Lo
sviluppo armonico delle Smart City è una delle priorità più importanti di questi anni. Anche se forse non è una evoluzione molto evidente per i cittadini. La sua criticità è legata alle trasformazioni economiche e sociali che stanno delineando lo scenario dei grandi centri urbani. Questi nei prossimi anni raccoglieranno
sempre più abitanti sino a inglobare, entro il 2050, il 70 percento della popolazione mondiale.
È impossibile pensare di gestire città da oltre dieci milioni di abitanti
senza una logica da Smart City. Questo le Pubbliche Amministrazioni lo sanno. Come sanno anche quali tasselli tecnologici principali debbano essere presenti in una città intelligente. Suddivisi in
componenti tipicamente IT, sistemi in stile IoT, infrastrutture GIS. Oltre alla parte tecnologica, però, va considerato come una Smart City debba essere, man mano, sviluppata.
L'approccio sinora più diffuso è, per molti versi, la "versione digitale" di quello tradizionale dei servizi pubblici.

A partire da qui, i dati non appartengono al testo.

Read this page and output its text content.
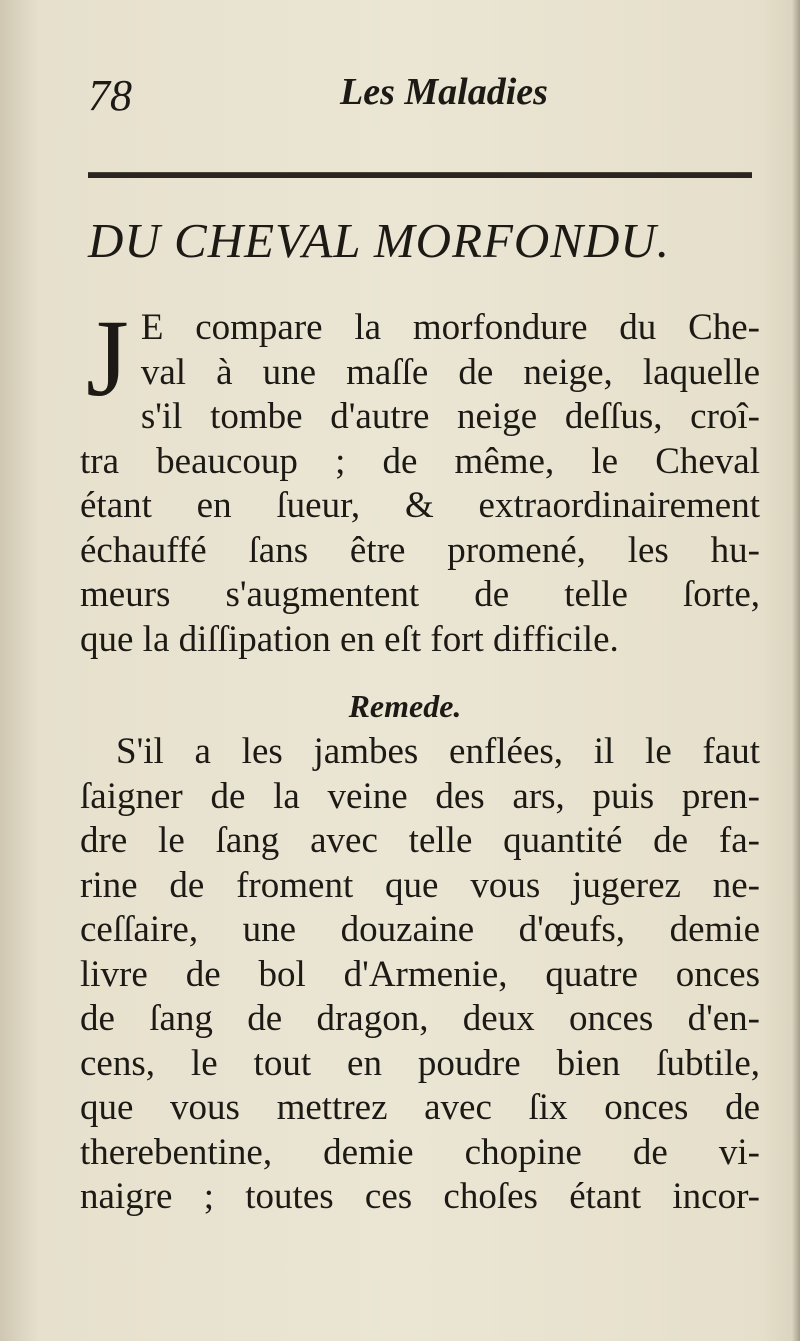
78	Les Maladies
DU CHEVAL MORFONDU.
J E compare la morfondure du Che-
val à une maſſe de neige, laquelle
s'il tombe d'autre neige deſſus, croî-
tra beaucoup ; de même, le Cheval
étant en ſueur, & extraordinairement
échauffé ſans être promené, les hu-
meurs s'augmentent de telle ſorte,
que la diſſipation en eſt fort difficile.
Remede.
S'il a les jambes enflées, il le faut
ſaigner de la veine des ars, puis pren-
dre le ſang avec telle quantité de fa-
rine de froment que vous jugerez ne-
ceſſaire, une douzaine d'œufs, demie
livre de bol d'Armenie, quatre onces
de ſang de dragon, deux onces d'en-
cens, le tout en poudre bien ſubtile,
que vous mettrez avec ſix onces de
therebentine, demie chopine de vi-
naigre ; toutes ces choſes étant incor-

Senza una cabina di regia unificata, varie realtà pubbliche iniziano ad offrire servizi di tipo Smart City. Può essere il Comune che dà accesso online a determinati processi, l'azienda dei trasporti che sviluppa un'app informativa, una municipalizzata che sviluppa servizi mobili per il pagamento dei parcheggi. E via dicendo. Gli esempi possibili sono molti e, fortunatamente, sono molti anche i casi pratici già realizzati.
Quello che non accadeva in passato, o accadeva raramente, è che anche
molte realtà private oggi offrono servizi da Smart City. Lo fanno con una
logica imprenditoriale e non di servizio, ma questo poco importa. Sono comunque percepiti come un passo avanti nel "funzionamento" generale della città. E, spesso, sono
ben allineati con le esigenze (espresse o latenti) dei singoli. Anche in questo caso gli esempi possibili sono molti. Pensiamo a chi realizza nuovi edifici commerciali con un approccio Smart Building o ai coworking, come anche - con tutte le loro criticità - ai servizi di car/bike sharing o a quelli di food delivery.
Un'altra linea di tendenza, meno economica e più sociale, è legata al
ruolo del cittadino all'interno delle Smart City. La visione della città smart come un complesso di sistemi che si auto-regola, in modo da "funzionare" al meglio ed essere più vivibile e sostenibile, resta sempre vero. Conta però anche introdurre il concetto che molti definiscono di
smart citizenship. Il cittadino non resta passivo a vivere i vantaggi della città intelligente ma viene messo al suo centro.
E diventa, idealmente,
un attore più impegnato di quanto non lo fosse prima. Questo perché ha canali digitali di interazione con le istituzioni molto più diretti. E ha anche accesso a una gran mole di informazioni che riguardano il suo rapporto con la realtà locale e la collettività. Il che gli permette di agire in modo più vantaggioso per sé ma anche
più responsabile civicamente.
Chi teorizza le Smart City oggi punta proprio alla creazione di
un circolo virtuoso tra pubblico, privato e cittadini. Ma prima di arrivare a questo obiettivo bisogna superare ostacoli tecnologici, di metodo e di sistema. Gli
ostacoli tecnologici sono facilmente identificabili. Sappiamo bene quali sono gli "strati" chiave di una Smart City (edge computing, smart energy, smart mobility, connettività, analytics, pianificazione urbana, sicurezza...). E l'offerta tecnologica in questo senso
non manca. Anche se evolve con tempi sin troppo rapidi per la progettualità delle Pubbliche Amministrazioni.
I
problemi di metodo sono meno definiti. È vero che di Smart City si parla da anni ma non di Smart City completamente integrate e che superano facilmente i dieci milioni di abitanti. Servono
procedure, standard e normative che ancora non ci sono. Anche per affrontare problemi che nono sono mai stati davvero considerati da molte istituzioni. Per molti versi, creare una Smart City davvero integrata è un esercizio tutto nuovo.
La sinergia pubblico-privato-cittadini è invece una
questione di sistema. Perché non si crea con la tecnologia ma creando un nuovo ecosistema di relazioni funzionali che si basa sulle infrastrutture digitali metropolitane. Un ecosistema in cui sempre più servizi smart sono ideati dal privato ma con il coinvolgimento del pubblico. In partnership che velocizzano lo sviluppo delle Smart City ma
le cui dinamiche sono in via di sperimentazione. Coinvolgere davvero i cittadini significa poi creare con loro un rapporto di fiducia,
inclusività e partecipazione. Perché tutti conoscano i servizi della loro Smart City e possano fruirne. Senza preoccupazioni legate alla privacy o rilevanti barriere socio-economiche. Idealmente, insomma, non deve esistere una Smart City senza smart citizenship.